The Indigo Girls have always had a steady and solid fan base throughout the US. One of the Mecca's for that fan base is at the Cabaret Metro in Chicago. They were just here in February at the 3,000 seat Chicago Theater, but found enough reason to come back and play the legendary Metro. It's one of their favorite places to play and even recorded parts of the 1400 Curfews
live album there. In fact, the Metro is such a glorious room, that the Smashing Pumpkins chose
it as the place of their final show back in 2000.
Unlike other tours that coincide with record releases, this tour is unique for them, as it is just Emily Sanders and Amy Ray touring, with no backing band. Sure, it may not be as rowdy or rocking as a usual rock show, however, it does allow the songs to breathe a little easier. Anytime an artist breaks a song down to it's beginning origins, you relish the lyrics more and come to realize that they may have deeper meaning than anything you have realized before.
The 100-minute set encompassed the band's entire catalog and even brought out a few new surprises.
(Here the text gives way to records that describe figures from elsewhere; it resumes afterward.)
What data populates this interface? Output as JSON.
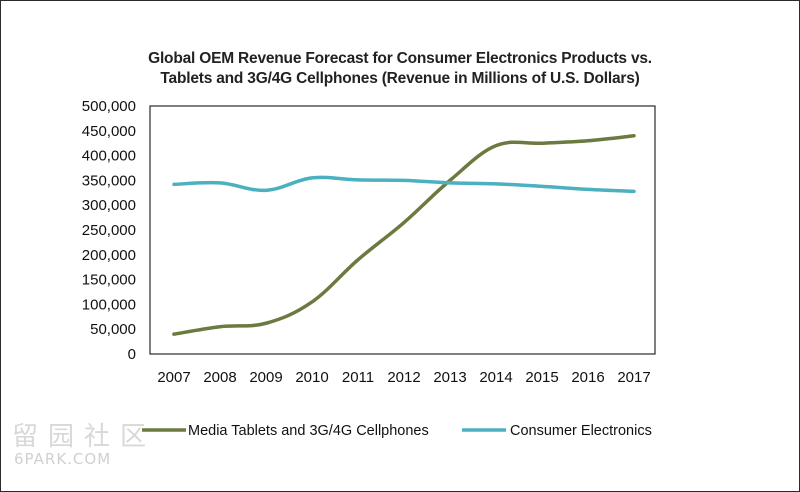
{
  "chart_data": {
    "type": "line",
    "title_line1": "Global OEM Revenue Forecast for Consumer Electronics Products vs.",
    "title_line2": "Tablets and 3G/4G Cellphones (Revenue in Millions of U.S. Dollars)",
    "x": [
      "2007",
      "2008",
      "2009",
      "2010",
      "2011",
      "2012",
      "2013",
      "2014",
      "2015",
      "2016",
      "2017"
    ],
    "y_ticks": [
      "0",
      "50,000",
      "100,000",
      "150,000",
      "200,000",
      "250,000",
      "300,000",
      "350,000",
      "400,000",
      "450,000",
      "500,000"
    ],
    "ylim": [
      0,
      500000
    ],
    "grid": false,
    "legend_position": "bottom",
    "series": [
      {
        "name": "Media Tablets and 3G/4G Cellphones",
        "color": "#6b7a3e",
        "values": [
          40000,
          55000,
          62000,
          105000,
          190000,
          265000,
          350000,
          420000,
          425000,
          430000,
          440000
        ]
      },
      {
        "name": "Consumer Electronics",
        "color": "#4bb0bf",
        "values": [
          342000,
          345000,
          330000,
          355000,
          351000,
          350000,
          345000,
          343000,
          338000,
          332000,
          328000
        ]
      }
    ]
  },
  "watermark": {
    "cjk": "留园社区",
    "url": "6PARK.COM"
  }
}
Opening with the crowd pleasing, "Lease Complicated" the two folk-rock veterans gave notice to the capacity crowd of 1100 that feeling that they were seeing something unique and special. "Least Complicated" was cheered on and even had the crowd chanting along with the "nanas" at the end of the song immediately giving the small and intimate gig a sense of community. What followed over the next 100 minutes was an encompassing look over their entire career. Five songs were performed from their 2002 disc, Become You, however, the highlight of these songs was "Starkville" which was even more beautiful stripped down as Emily and Amy
performed the song un accompanied by nothing other than their voices and guitars.
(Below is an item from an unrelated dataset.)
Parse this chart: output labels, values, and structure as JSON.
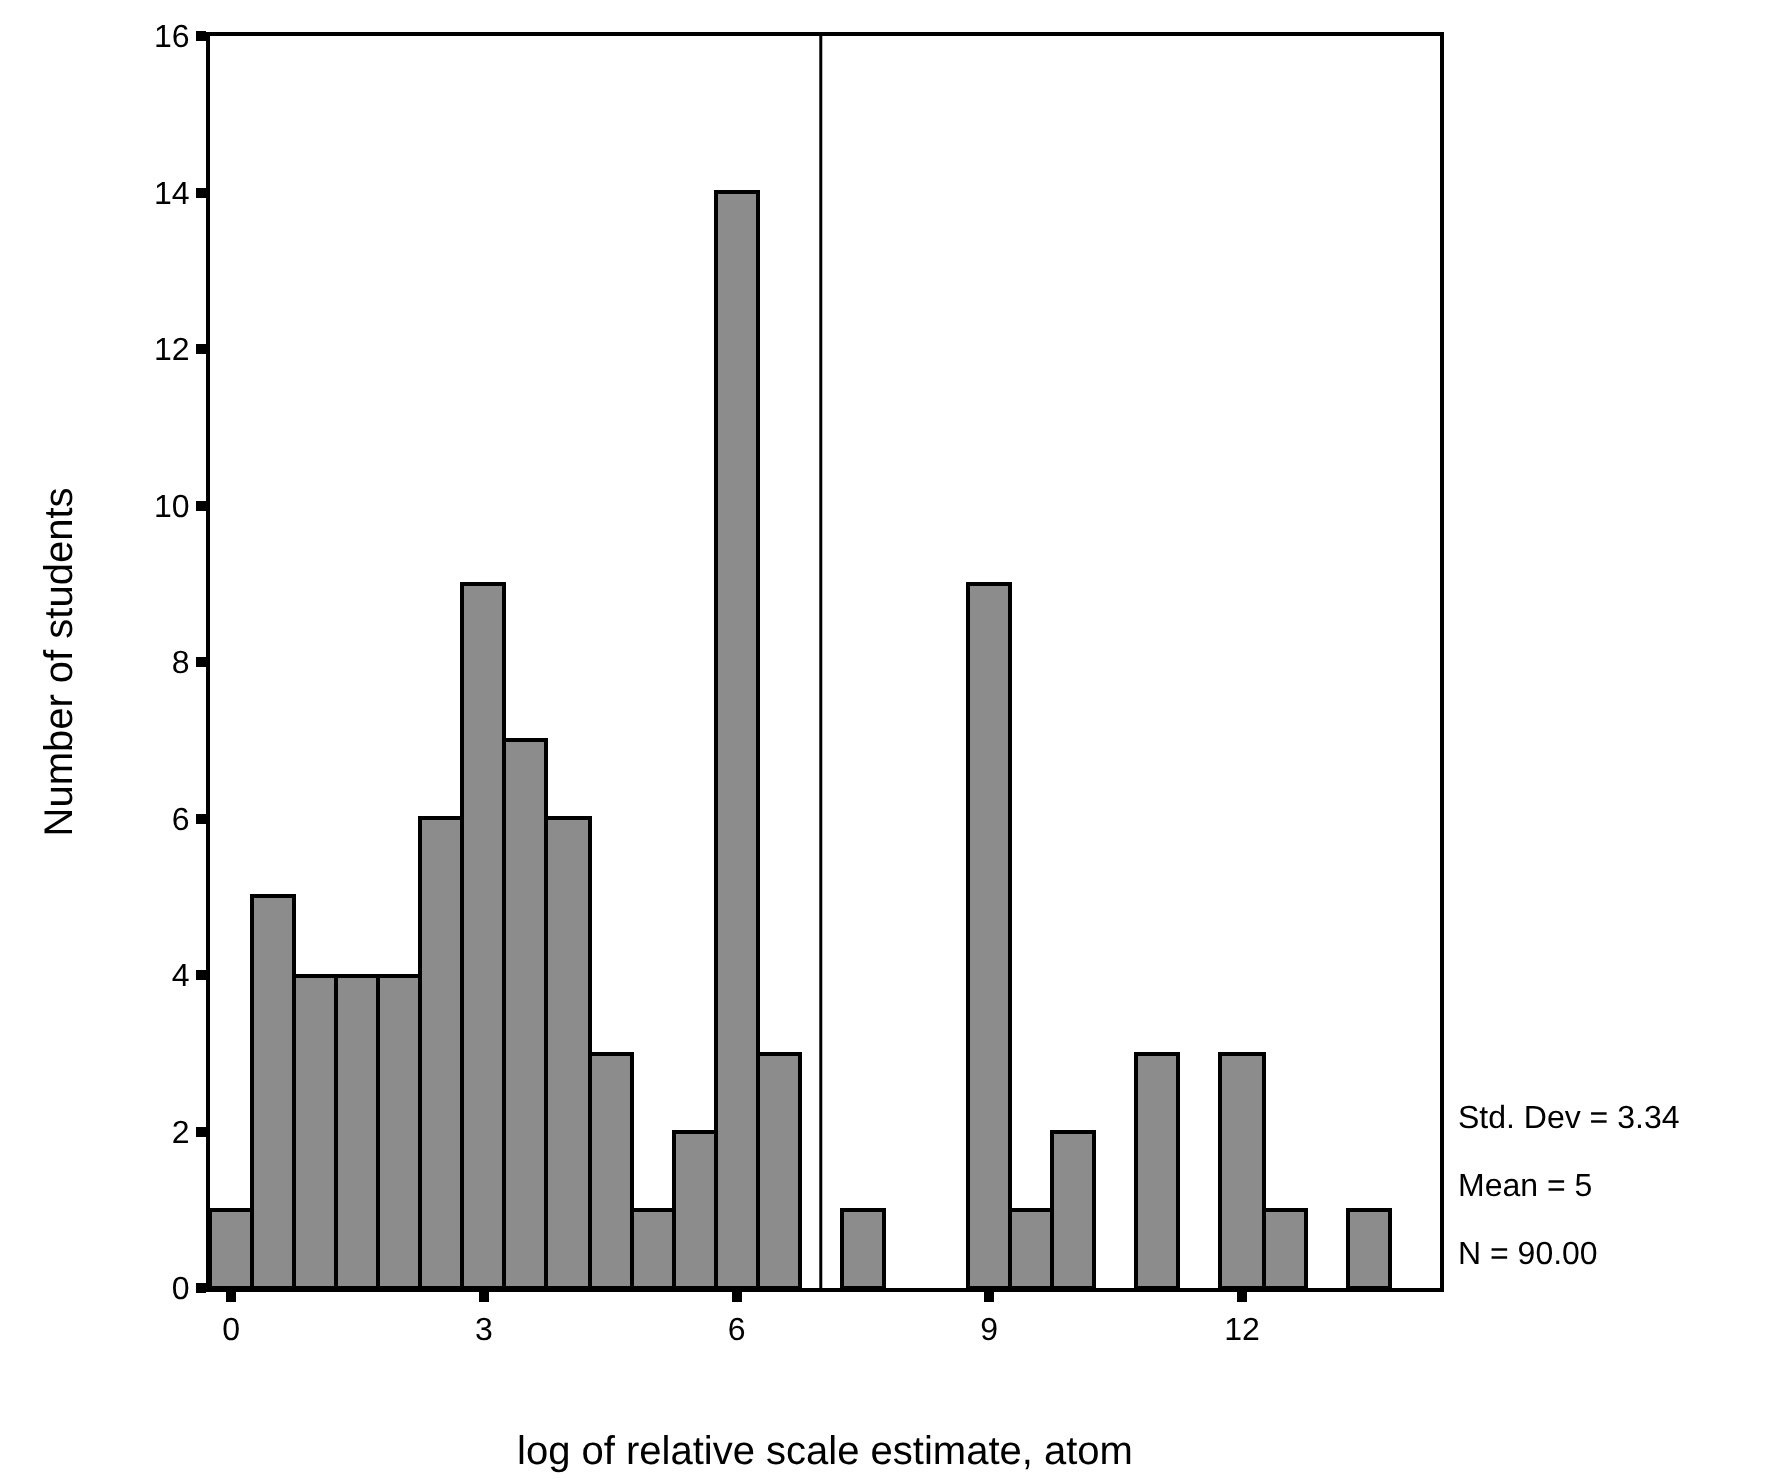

While the show gave a nice overview of their career, it did have its little gems. The rarely performed "Devotion", from their 2001 Retrospective album was performed to great excitement among the crowd, because this is one of those songs that is obligatory to all "Greatest Hits" discs, and unless the song becomes a big hit, it usually goes into a black hole to never be performed or recognized by the artist again. It was a delight to see such a rarity performed. "World Falls" from their "Nomads and Indians" also made a rare appearance showing that they were willing to play at least one song from just about all of their albums. They even played a few new songs, "Cold Beer Remote Control" and "Fill It Up Again". The latter was so new that they needed music stands for the lyrics and music. "Fill It Up" will most likely be on the next album as it has the classic Indigo Girls sound to it.
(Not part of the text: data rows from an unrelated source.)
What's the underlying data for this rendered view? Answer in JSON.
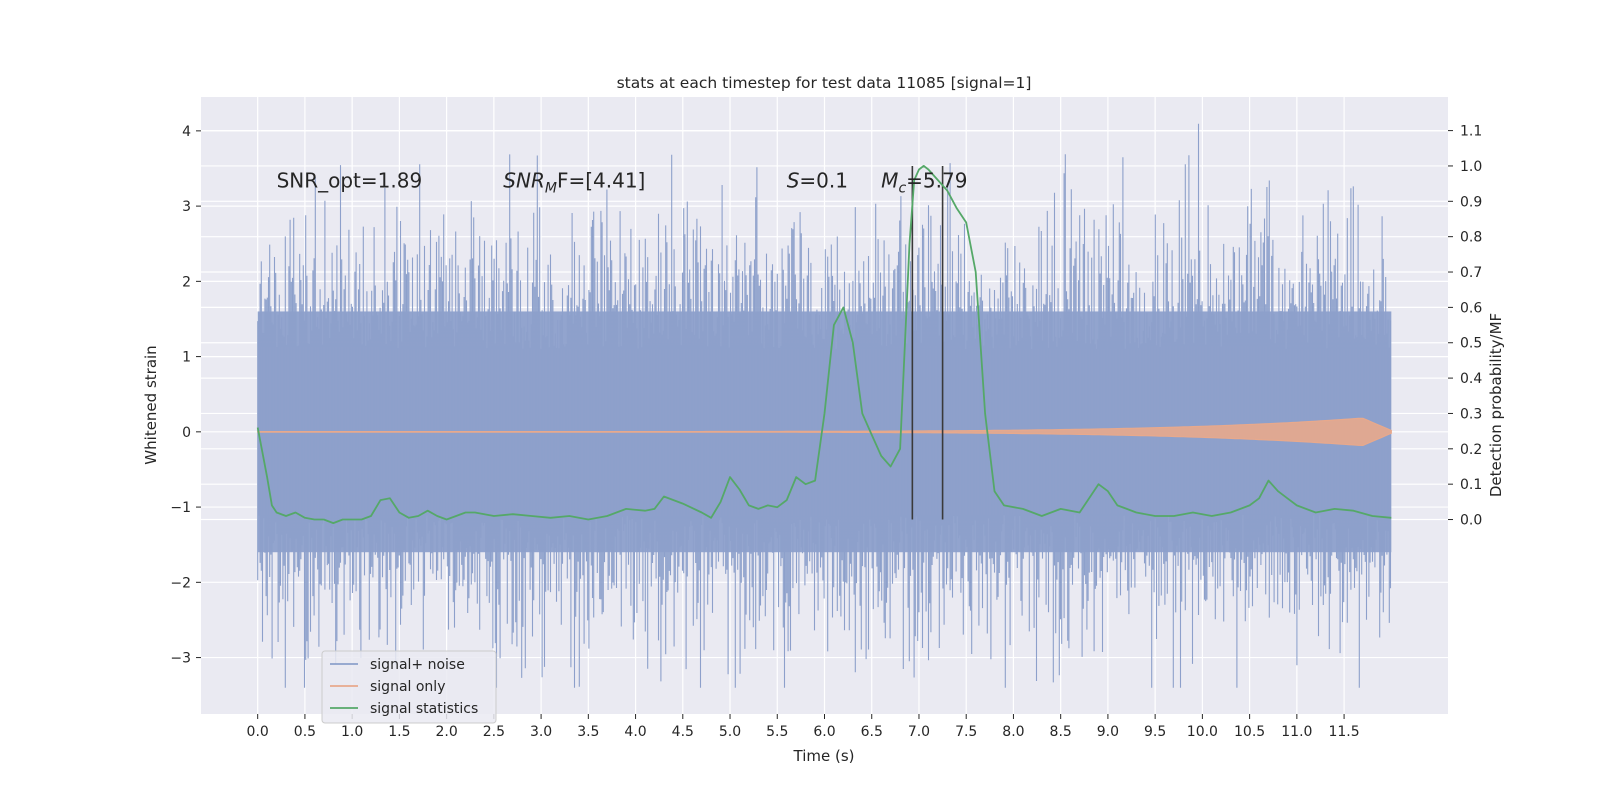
{
  "chart_data": {
    "type": "line",
    "title": "stats at each timestep for test data 11085 [signal=1]",
    "xlabel": "Time (s)",
    "ylabel": "Whitened strain",
    "ylabel_right": "Detection probability/MF",
    "xlim": [
      -0.6,
      12.6
    ],
    "ylim": [
      -3.75,
      4.45
    ],
    "ylim_right": [
      -0.55,
      1.195
    ],
    "x_ticks": [
      "0.0",
      "0.5",
      "1.0",
      "1.5",
      "2.0",
      "2.5",
      "3.0",
      "3.5",
      "4.0",
      "4.5",
      "5.0",
      "5.5",
      "6.0",
      "6.5",
      "7.0",
      "7.5",
      "8.0",
      "8.5",
      "9.0",
      "9.5",
      "10.0",
      "10.5",
      "11.0",
      "11.5"
    ],
    "y_ticks": [
      "4",
      "3",
      "2",
      "1",
      "0",
      "−1",
      "−2",
      "−3"
    ],
    "y_ticks_right": [
      "1.1",
      "1.0",
      "0.9",
      "0.8",
      "0.7",
      "0.6",
      "0.5",
      "0.4",
      "0.3",
      "0.2",
      "0.1",
      "0.0"
    ],
    "grid": true,
    "legend_position": "lower-left",
    "annotations": [
      {
        "text": "SNR_opt=1.89",
        "x": 0.2,
        "y": 3.25
      },
      {
        "text": "SNR",
        "sub": "M",
        "suffix": "F=[4.41]",
        "x": 2.6,
        "y": 3.25
      },
      {
        "text": "S",
        "suffix": "=0.1",
        "x": 5.6,
        "y": 3.25
      },
      {
        "text": "M",
        "sub": "c",
        "suffix": "=5.79",
        "x": 6.6,
        "y": 3.25
      }
    ],
    "vlines": [
      {
        "x": 6.93,
        "y_right": [
          0.0,
          1.0
        ]
      },
      {
        "x": 7.25,
        "y_right": [
          0.0,
          1.0
        ]
      }
    ],
    "series": [
      {
        "name": "signal+ noise",
        "color": "#8da0cb",
        "x_range": [
          0.0,
          12.0
        ],
        "typical_range": [
          -1.6,
          1.6
        ],
        "extreme_range": [
          -3.4,
          4.1
        ]
      },
      {
        "name": "signal only",
        "color": "#e8a98c",
        "x_range": [
          0.0,
          12.0
        ],
        "peak_amplitude": 0.18,
        "peak_x": 11.7
      },
      {
        "name": "signal statistics",
        "color": "#55a868",
        "axis": "right",
        "x": [
          0.0,
          0.1,
          0.15,
          0.2,
          0.3,
          0.4,
          0.5,
          0.6,
          0.7,
          0.8,
          0.9,
          1.0,
          1.1,
          1.2,
          1.3,
          1.4,
          1.5,
          1.6,
          1.7,
          1.8,
          1.9,
          2.0,
          2.1,
          2.2,
          2.3,
          2.5,
          2.7,
          2.9,
          3.1,
          3.3,
          3.5,
          3.7,
          3.9,
          4.1,
          4.2,
          4.3,
          4.5,
          4.7,
          4.8,
          4.9,
          5.0,
          5.1,
          5.2,
          5.3,
          5.4,
          5.5,
          5.6,
          5.7,
          5.8,
          5.9,
          6.0,
          6.1,
          6.2,
          6.3,
          6.4,
          6.5,
          6.6,
          6.7,
          6.8,
          6.9,
          6.95,
          7.0,
          7.05,
          7.1,
          7.2,
          7.3,
          7.4,
          7.5,
          7.6,
          7.7,
          7.8,
          7.9,
          8.1,
          8.3,
          8.5,
          8.7,
          8.9,
          9.0,
          9.1,
          9.2,
          9.3,
          9.5,
          9.7,
          9.9,
          10.1,
          10.3,
          10.5,
          10.6,
          10.7,
          10.8,
          10.9,
          11.0,
          11.2,
          11.4,
          11.6,
          11.8,
          12.0
        ],
        "values": [
          0.26,
          0.12,
          0.04,
          0.02,
          0.01,
          0.02,
          0.005,
          0.0,
          0.0,
          -0.01,
          0.0,
          0.0,
          0.0,
          0.01,
          0.055,
          0.06,
          0.02,
          0.005,
          0.01,
          0.025,
          0.01,
          0.0,
          0.01,
          0.02,
          0.02,
          0.01,
          0.015,
          0.01,
          0.005,
          0.01,
          0.0,
          0.01,
          0.03,
          0.025,
          0.03,
          0.065,
          0.045,
          0.02,
          0.005,
          0.05,
          0.12,
          0.085,
          0.04,
          0.03,
          0.04,
          0.035,
          0.055,
          0.12,
          0.1,
          0.11,
          0.3,
          0.55,
          0.6,
          0.5,
          0.3,
          0.24,
          0.18,
          0.15,
          0.2,
          0.78,
          0.96,
          0.99,
          1.0,
          0.99,
          0.96,
          0.93,
          0.88,
          0.84,
          0.7,
          0.3,
          0.08,
          0.04,
          0.03,
          0.01,
          0.03,
          0.02,
          0.1,
          0.08,
          0.04,
          0.03,
          0.02,
          0.01,
          0.01,
          0.02,
          0.01,
          0.02,
          0.04,
          0.06,
          0.11,
          0.08,
          0.06,
          0.04,
          0.02,
          0.03,
          0.025,
          0.01,
          0.005
        ]
      }
    ]
  }
}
However, while these little nuggets were all nice, the standards received the greatest response of applause from the sold out crowd. "Get Out The Map" and "Closer To Fine" has the capacity crowd clapping along and rocking the whole way through...as did "Shame On You" which was a surprise hit for the girls back in 1997, but it's infectious melody is still terrific and a
perfect campfire song. "Galileo" was saved for the encores, and met with excitement and fervor. I even saw two guys near the front speakers shaking their heads and moving their bodies in sync with one another as they sang along. While I see this at dozens of rock concerts, it just shows the power of the lyrics that these two women have written and how well they connect with their loyal audience.
I guess if I had any complaint is that I wish they had played a bit longer. It's rare you get to see any artists bare and naked in front of a wide audience. When acts go on the road for an acoustic tour, which is exactly what they do. Many people do not realize it, but when Springsteen toured back in 95/96/97, he opened his heart, soul and catalog to the world by
letting them in and those yelling out for big stadium hits clearly missed the point. It is the little things that make these intimate gigs so special; seeing their squinting eyes when they hit an poignant lyric or the passion on their face when singing lyrics that we overlook in theaters, arenas and stadiums and last but not least, the smile when the audience connects with
the artist. These small club gigs allow the fans to be close to their favorite artists in more than just a physical manner. You get a little closer to who they are as artists. While the Indigo Girls may never graduate to big arena shows, that is perfectly fine with them and their fans. The Indigo Girls have a deep history and their music, at it's best will be introspective, is like great comfort food...it will relieve your thoughts and placate you through those trying times and forces you to look down the tunnel for the light at the end of it. For 100 minutes on
a spring night in Chicago...I got a little closer to fine.